Rat-boy hid away crouching with the dogs. With the most craven of these, he had made friends; these were creatures bonding in equivalent misery. He thought: Will I ever escape this hellish place? And if I do, where can I go? For I have lost my way back home.
WHILE TEACHING HIMSELF the alphabet, and how to fashion words into logical sequences, Todd had had occasion to peruse some of the very old, never-opened books in Copplestone’s library at Wheatsheaf; as something of a prank, meaning to stupefy his father, he’d committed to memory a passage from Anaximander: It is necessary that things should pass away, into that from which they are born. For things must pay one another the penalty, and the compensation, for their injustice, according to the ordinance of Time. Todd had not understood this wisdom at the time, though he had felt its implacability.
And, in another of the old, ignored books, a passage of Heraclitus that had made him shudder, for something uncanny and prophetic in its words:
Time is a child playing draughts; the kingship is in the hands of a child.
Little could Todd have guessed that, one day, his own life would be in his hands, in a game of draughts.
IT WAS A distinct advantage that Rat-boy’s skinny frame and sallow skin made him seem younger than he was. A casual glance from any adult in the castle would have marked him as no more than ten, and negligible. Children were rarely seen in the castle, though babies were born; but babies did not long survive in the atmosphere of dank rot. But Rat-boy slipped past much scrutiny, for his small size, and muteness; and his privilege as the Countess’s page, even if the Countess no longer cared much for him, and had allowed his page-finery to become dirty and tattered. The females of the court, imagining him
so young, were careless with their dress and toilet in his presence, as with their speech; for Rat-boy did not seem to matter. A fleshy female with a harridan’s face said, with ribald wit: “Rat-boy is but a baby, yet both too old, and too young, to properly suckle at a woman’s breast.” Blushing fiercely Todd remained very still as the gathering of females laughed.

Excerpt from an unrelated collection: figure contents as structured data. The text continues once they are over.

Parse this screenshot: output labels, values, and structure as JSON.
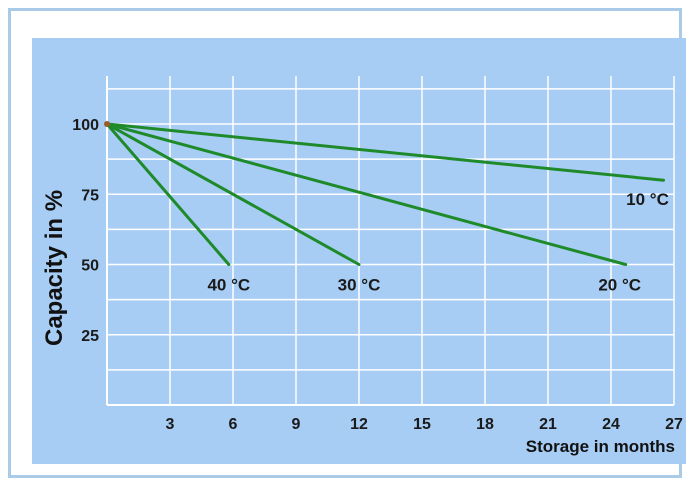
{
  "chart_data": {
    "type": "line",
    "xlabel": "Storage in months",
    "ylabel": "Capacity in %",
    "xlim": [
      0,
      27
    ],
    "ylim": [
      0,
      100
    ],
    "x_ticks": [
      "3",
      "6",
      "9",
      "12",
      "15",
      "18",
      "21",
      "24",
      "27"
    ],
    "y_ticks": [
      "25",
      "50",
      "75",
      "100"
    ],
    "grid": true,
    "series": [
      {
        "name": "40 °C",
        "x": [
          0,
          5.8
        ],
        "y": [
          100,
          50
        ]
      },
      {
        "name": "30 °C",
        "x": [
          0,
          12
        ],
        "y": [
          100,
          50
        ]
      },
      {
        "name": "20 °C",
        "x": [
          0,
          24.7
        ],
        "y": [
          100,
          50
        ]
      },
      {
        "name": "10 °C",
        "x": [
          0,
          26.5
        ],
        "y": [
          100,
          80
        ]
      }
    ]
  },
  "colors": {
    "plot_background": "#a7cdf4",
    "grid": "#ffffff",
    "line": "#1f8a2a",
    "frame": "#a9cbe8"
  }
}
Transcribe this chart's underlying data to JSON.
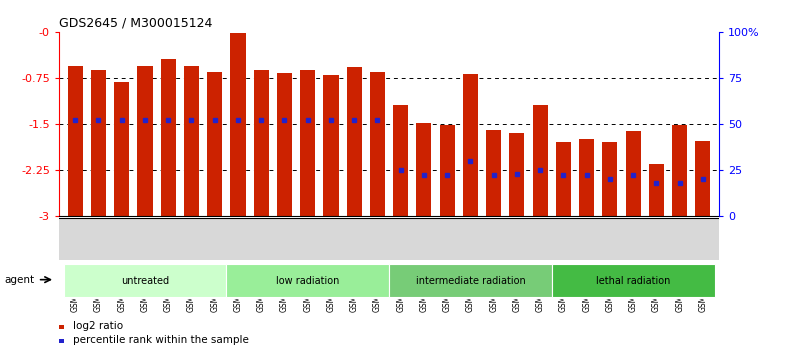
{
  "title": "GDS2645 / M300015124",
  "samples": [
    "GSM158484",
    "GSM158485",
    "GSM158486",
    "GSM158487",
    "GSM158488",
    "GSM158489",
    "GSM158490",
    "GSM158491",
    "GSM158492",
    "GSM158493",
    "GSM158494",
    "GSM158495",
    "GSM158496",
    "GSM158497",
    "GSM158498",
    "GSM158499",
    "GSM158500",
    "GSM158501",
    "GSM158502",
    "GSM158503",
    "GSM158504",
    "GSM158505",
    "GSM158506",
    "GSM158507",
    "GSM158508",
    "GSM158509",
    "GSM158510",
    "GSM158511"
  ],
  "log2_values": [
    -0.55,
    -0.62,
    -0.82,
    -0.55,
    -0.44,
    -0.56,
    -0.65,
    -0.02,
    -0.62,
    -0.67,
    -0.62,
    -0.7,
    -0.58,
    -0.65,
    -1.2,
    -1.48,
    -1.52,
    -0.68,
    -1.6,
    -1.65,
    -1.2,
    -1.8,
    -1.75,
    -1.8,
    -1.62,
    -2.15,
    -1.52,
    -1.78
  ],
  "percentile_values": [
    52,
    52,
    52,
    52,
    52,
    52,
    52,
    52,
    52,
    52,
    52,
    52,
    52,
    52,
    25,
    22,
    22,
    30,
    22,
    23,
    25,
    22,
    22,
    20,
    22,
    18,
    18,
    20
  ],
  "groups": [
    {
      "label": "untreated",
      "start": 0,
      "end": 6,
      "color": "#ccffcc"
    },
    {
      "label": "low radiation",
      "start": 7,
      "end": 13,
      "color": "#99ee99"
    },
    {
      "label": "intermediate radiation",
      "start": 14,
      "end": 20,
      "color": "#77cc77"
    },
    {
      "label": "lethal radiation",
      "start": 21,
      "end": 27,
      "color": "#44bb44"
    }
  ],
  "bar_color": "#cc2200",
  "dot_color": "#2222cc",
  "ymin": -3,
  "ymax": 0,
  "yticks_left": [
    -3,
    -2.25,
    -1.5,
    -0.75,
    0
  ],
  "ytick_labels_left": [
    "-3",
    "-2.25",
    "-1.5",
    "-0.75",
    "-0"
  ],
  "yticks_right_pct": [
    0,
    25,
    50,
    75,
    100
  ],
  "legend_labels": [
    "log2 ratio",
    "percentile rank within the sample"
  ],
  "agent_label": "agent"
}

Imagining him so young, and mute, the court was the more astounded when one night when the evening’s merrymaking was not so strident as usual, the Countess’s shy little page spoke aloud at last, in a high, frail, whispery voice—“Countess? May I speak?”
“May you speak? What is this? Can you speak?”—the Countess was very surprised. “I have healed you, have I? Is that it? My care of my little Rat-boy page has restored his speech, has it?” The Countess thought well of herself for this miracle, as others congratulated her.
In his frail whispery voice, that was near-inaudible, Rat-boy spoke in the Countess’s ear: “I would like to play draughts with M-Master.”
“ ‘Draughts with—Master’?” The Countess stared at Todd with genuine alarm. “Are you mad? You will lose, and your dear little head will be chopped off, and flung to the carrion birds; and your Countess is not prepared for that, just yet.”
But Master had heard the page’s reckless words, that could not so easily be revoked. And through the gloomy vaulted room that resembled, for all its air of febrile festivity, and fires burning in several fireplaces, a vast mausoleum, there were startled exclamations and a scattering of applause, for the possibility of such sport was exciting, or at least carried the promise of excitement, in this morass of ennui.